A collection of stories from SmartBrief publications and around the web…
RUKM!: The folks at the Commodity Futures Trading Commission are incredibly tone-deaf because inviting JPMorgan’s Blythe Masters to sit on the CFTC’s Global Markets Advisory Committee is an absolute stunner. Most detractors hammer Masters for being the godmother/creator of credit default swaps, but this isn’t even about that. A few months ago, the Federal Energy Regulatory Commission issued a report alleging Masters gave “false and misleading statements” under oath during its investigation into manipulation of energy markets. JPMorgan eventually coughed up $410 million to settle the charges. So … FERC says she lied under oath and now the CFTC wants to bring her in as an advisor. It seems like someone accused of lying under oath to protect herself/her firm probably shouldn’t be trusted to offer a regulator honest and neutral advise on market issues. Apparently, acting CFTC Chairman Mark Wetjen feels otherwise.

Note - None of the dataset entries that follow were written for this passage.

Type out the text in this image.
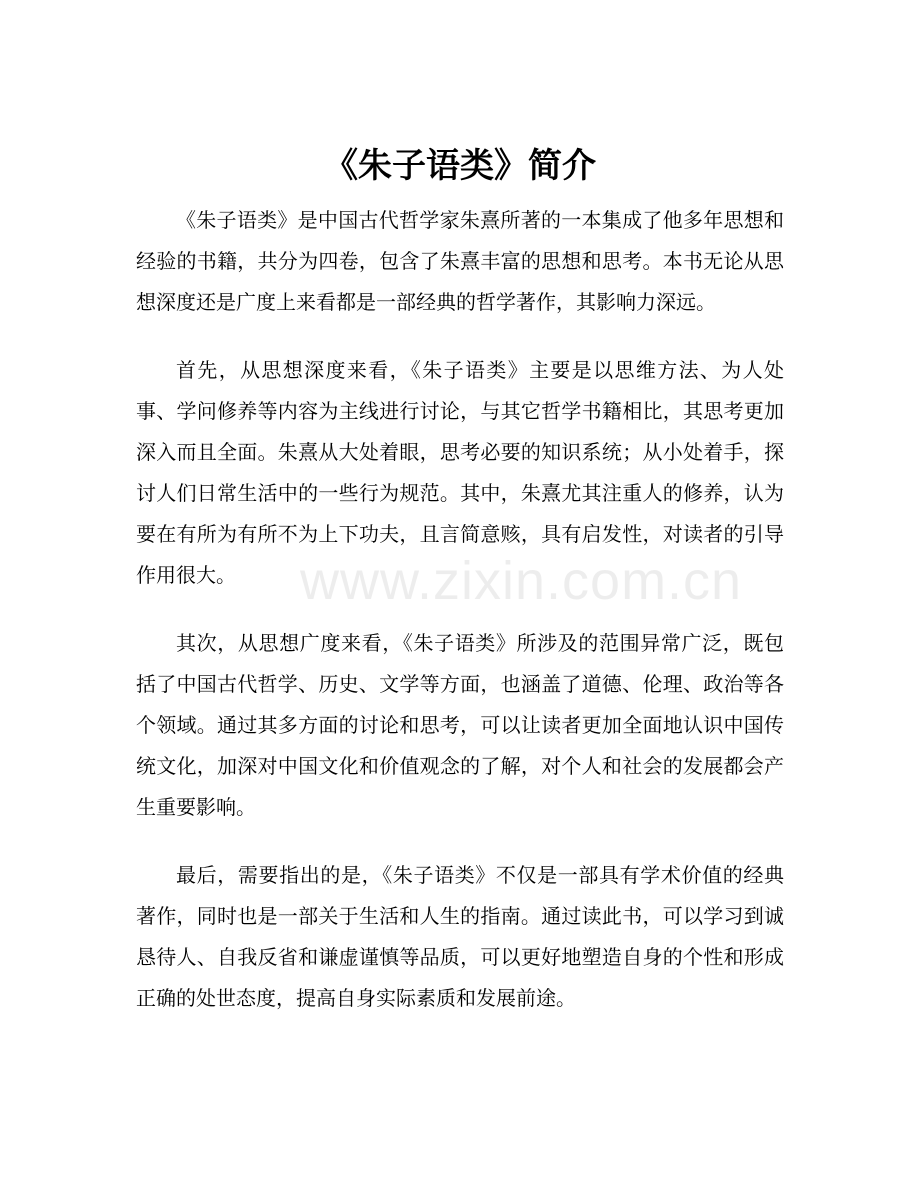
《朱子语类》简介

《朱子语类》是中国古代哲学家朱熹所著的一本集成了他多年思想和经验的书籍，共分为四卷，包含了朱熹丰富的思想和思考。本书无论从思想深度还是广度上来看都是一部经典的哲学著作，其影响力深远。

首先，从思想深度来看，《朱子语类》主要是以思维方法、为人处事、学问修养等内容为主线进行讨论，与其它哲学书籍相比，其思考更加深入而且全面。朱熹从大处着眼，思考必要的知识系统；从小处着手，探讨人们日常生活中的一些行为规范。其中，朱熹尤其注重人的修养，认为要在有所为有所不为上下功夫，且言简意赅，具有启发性，对读者的引导作用很大。

其次，从思想广度来看，《朱子语类》所涉及的范围异常广泛，既包括了中国古代哲学、历史、文学等方面，也涵盖了道德、伦理、政治等各个领域。通过其多方面的讨论和思考，可以让读者更加全面地认识中国传统文化，加深对中国文化和价值观念的了解，对个人和社会的发展都会产生重要影响。

最后，需要指出的是，《朱子语类》不仅是一部具有学术价值的经典著作，同时也是一部关于生活和人生的指南。通过读此书，可以学习到诚恳待人、自我反省和谦虚谨慎等品质，可以更好地塑造自身的个性和形成正确的处世态度，提高自身实际素质和发展前途。

www.zixin.com.cn
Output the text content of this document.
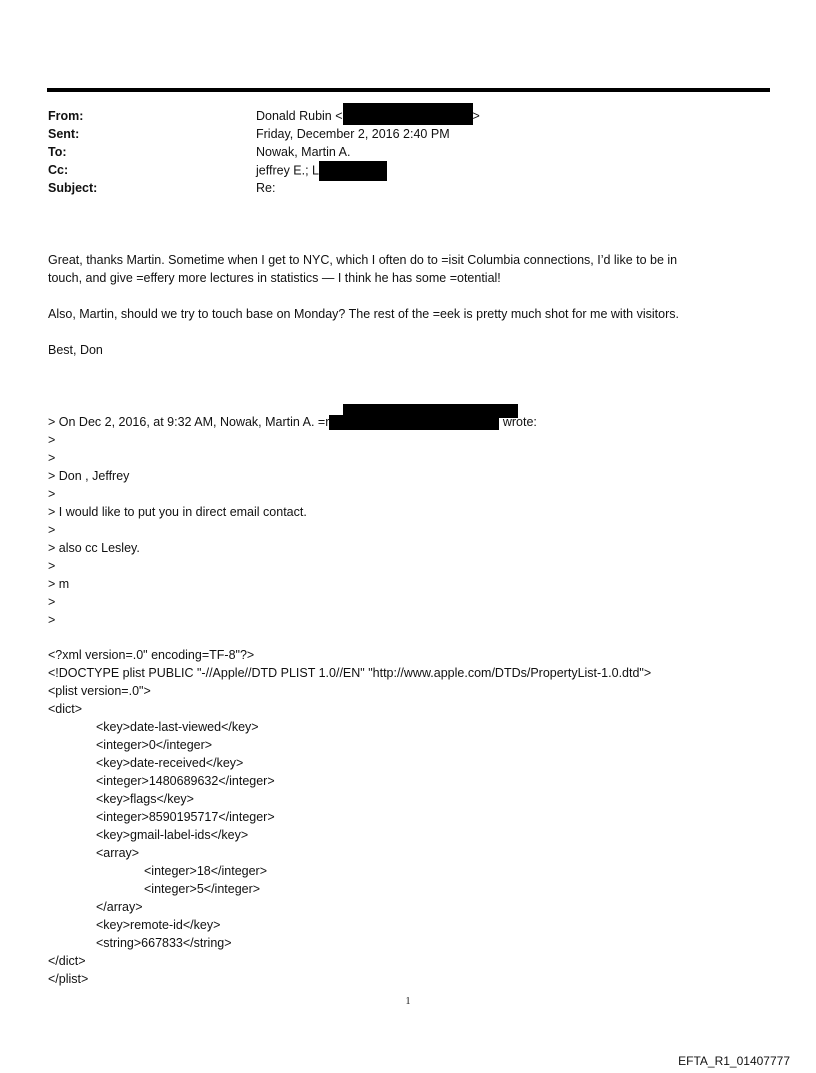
From:	Donald Rubin <	>
Sent:	Friday, December 2, 2016 2:40 PM
To:	Nowak, Martin A.
Cc:	jeffrey E.; L
Subject:	Re:
Great, thanks Martin. Sometime when I get to NYC, which I often do to =isit Columbia connections, I’d like to be in
touch, and give =effery more lectures in statistics — I think he has some =otential!
Also, Martin, should we try to touch base on Monday? The rest of the =eek is pretty much shot for me with visitors.
Best, Don
> On Dec 2, 2016, at 9:32 AM, Nowak, Martin A. =r	wrote:
>
>
> Don , Jeffrey
>
> I would like to put you in direct email contact.
>
> also cc Lesley.
>
> m
>
>
<?xml version=.0" encoding=TF-8"?>
<!DOCTYPE plist PUBLIC "-//Apple//DTD PLIST 1.0//EN" "http://www.apple.com/DTDs/PropertyList-1.0.dtd">
<plist version=.0">
<dict>
<key>date-last-viewed</key>
<integer>0</integer>
<key>date-received</key>
<integer>1480689632</integer>
<key>flags</key>
<integer>8590195717</integer>
<key>gmail-label-ids</key>
<array>
<integer>18</integer>
<integer>5</integer>
</array>
<key>remote-id</key>
<string>667833</string>
</dict>
</plist>
1
EFTA_R1_01407777
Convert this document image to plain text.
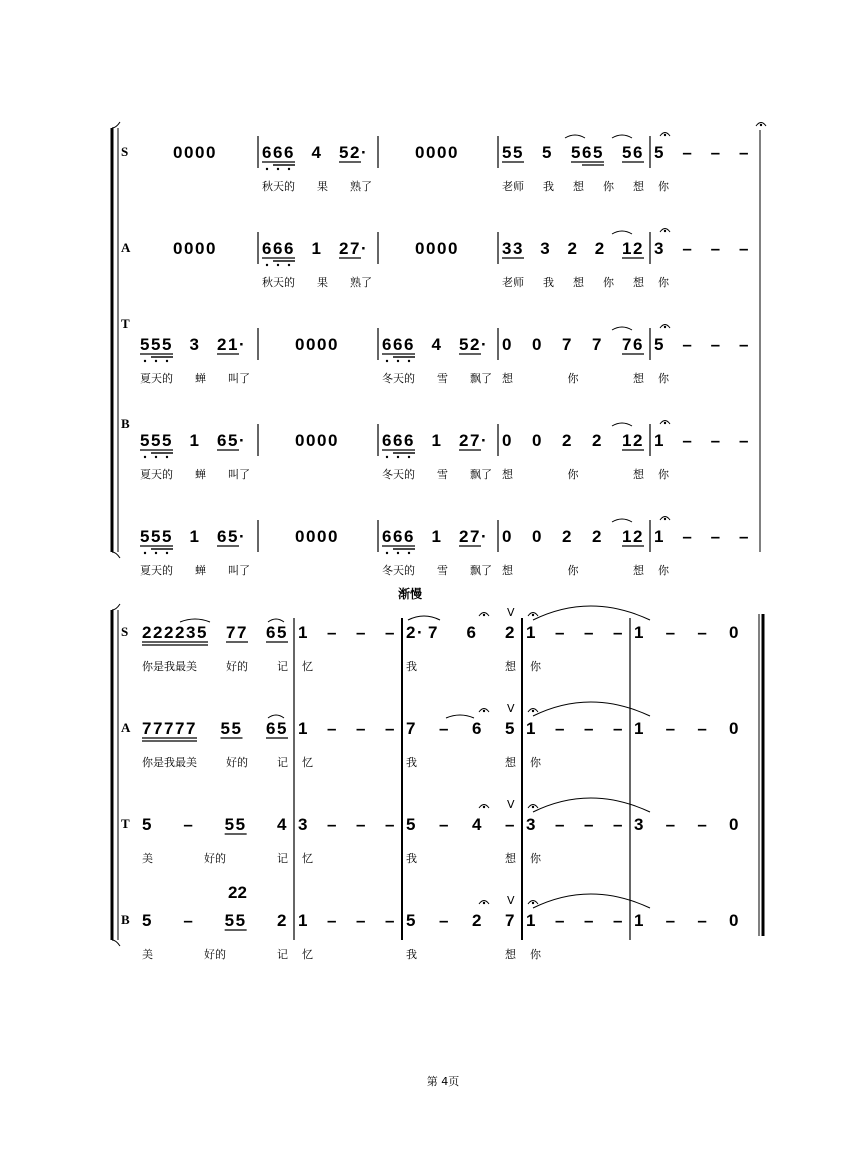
S
A
T
B
0 0 0 0	6 6 6 4 5 2 ·	0 0 0 0	5 5 5 5 6 5 5 6 5 – – –
秋天的 果 熟了	老师 我 想 你 想 你
0 0 0 0	6 6 6 1 2 7 ·	0 0 0 0	3 3 3 2 2 1 2 3 – – –
秋天的 果 熟了	老师 我 想 你 想 你
5 5 5 3 2 1 ·	0 0 0 0	6 6 6 4 5 2 · 0 0 7 7 7 6 5 – – –
夏天的 蝉 叫了	冬天的 雪 飘了 想	你	想 你
5 5 5 1 6 5 ·	0 0 0 0	6 6 6 1 2 7 · 0 0 2 2 1 2 1 – – –
夏天的 蝉 叫了	冬天的 雪 飘了 想	你	想 你
5 5 5 1 6 5 ·	0 0 0 0	6 6 6 1 2 7 · 0 0 2 2 1 2 1 – – –
夏天的 蝉 叫了	冬天的 雪 飘了 想	你	想 你
渐慢
S
A
T
B
2 2 2 2 3 5 7 7 6 5 1 – – – 2 · 7 6 2 1 – – – 1 – – 0
你是我最美	好的	记 忆	我	想 你
7 7 7 7 7 5 5 6 5 1 – – – 7 – 6 5 1 – – – 1 – – 0
你是我最美	好的	记 忆	我	想 你
5 – 5 5 4 3 – – – 5 – 4 – 3 – – – 3 – – 0
美	好的	记 忆	我	想 你
5 – 5 5 2 1 – – – 5 – 2 7 1 – – – 1 – – 0
美	好的	记 忆	我	想 你
22
V
V
V
V
第 4页
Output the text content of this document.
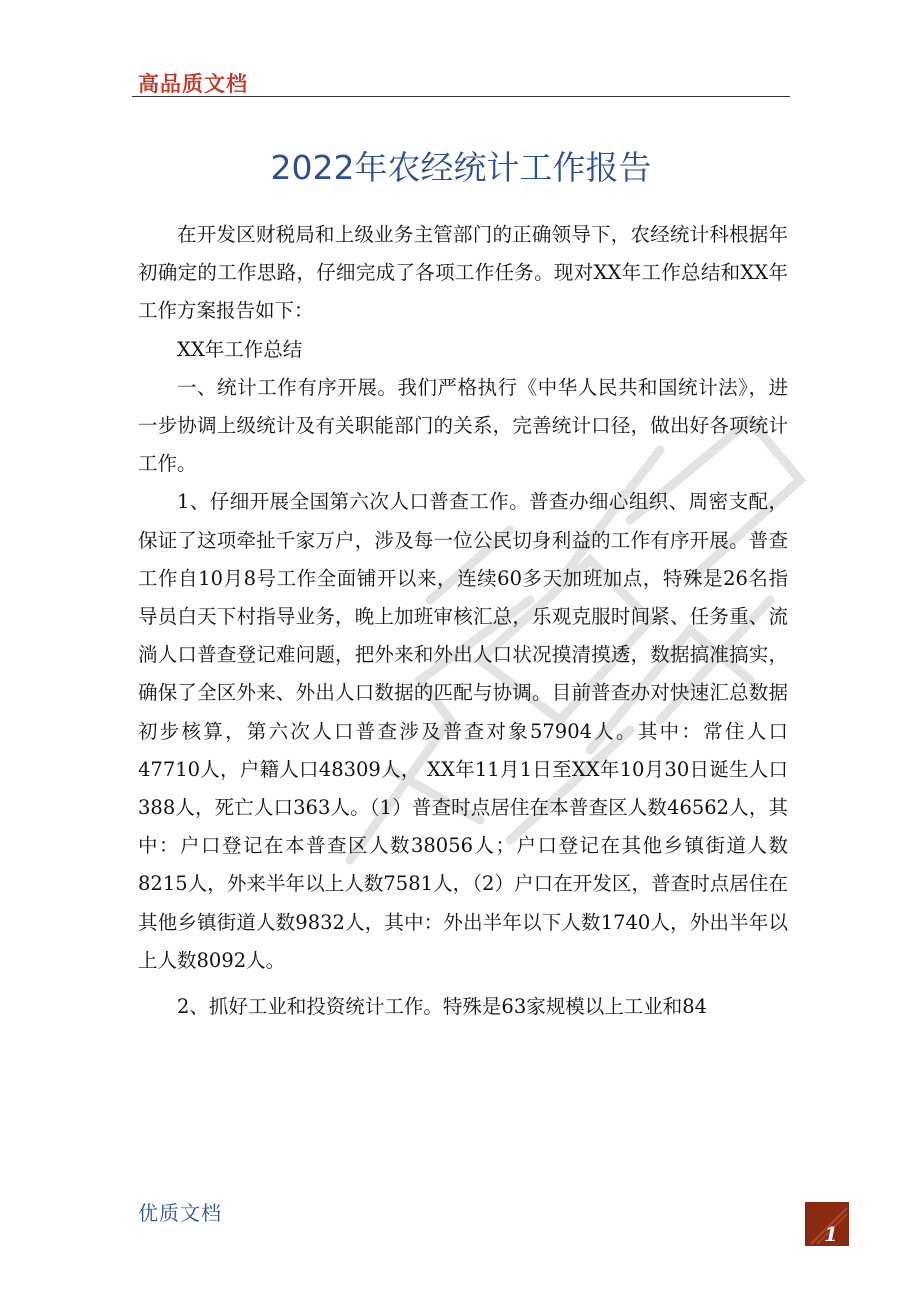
高品质文档
2022年农经统计工作报告

在开发区财税局和上级业务主管部门的正确领导下，农经统计科根据年初确定的工作思路，仔细完成了各项工作任务。现对XX年工作总结和XX年工作方案报告如下：

XX年工作总结

一、统计工作有序开展。我们严格执行《中华人民共和国统计法》，进一步协调上级统计及有关职能部门的关系，完善统计口径，做出好各项统计工作。

1、仔细开展全国第六次人口普查工作。普查办细心组织、周密支配，保证了这项牵扯千家万户，涉及每一位公民切身利益的工作有序开展。普查工作自10月8号工作全面铺开以来，连续60多天加班加点，特殊是26名指导员白天下村指导业务，晚上加班审核汇总，乐观克服时间紧、任务重、流淌人口普查登记难问题，把外来和外出人口状况摸清摸透，数据搞准搞实，确保了全区外来、外出人口数据的匹配与协调。目前普查办对快速汇总数据初步核算，第六次人口普查涉及普查对象57904人。其中：常住人口47710人，户籍人口48309人， XX年11月1日至XX年10月30日诞生人口388人，死亡人口363人。（1）普查时点居住在本普查区人数46562人，其中：户口登记在本普查区人数38056人；户口登记在其他乡镇街道人数8215人，外来半年以上人数7581人，（2）户口在开发区，普查时点居住在其他乡镇街道人数9832人，其中：外出半年以下人数1740人，外出半年以上人数8092人。

2、抓好工业和投资统计工作。特殊是63家规模以上工业和84

优质文档
1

Former CFTC Chairman Gary Gensler spent a lot of oxygen over the past few years trying to convince derivatives market participants that better regulation would be good for their “brand.” Inviting the fox to advise the farmer on how to guard the hen house probably isn’t what Mr. Gensler had in mind.
Submerging markets: HSBC’s Frederic Neumann weighs in on why emerging markets are struggling. “Tapering by the U.S. Federal Reserve is no longer the clear culprit. This time, U.S. interest rates fell, not increased, which in theory should be positive for emerging markets because it makes capital inflows cheaper to sustain.” Neumann goes on to dissect political and structural issues that may be in play and calls for country-by-country solutions.
Do financial markets need a global sheriff?: Milken Institute Senior Fellow Chris Brummer and IOSCO Deputy Secretary General Tajinder Singh go point-counterpoint on the idea of a global financial regulator.
“Twilight Pools”: Fidessa’s Steve Grob tells the tale of “Twilight Pools” and explains how they might boost illiquid markets.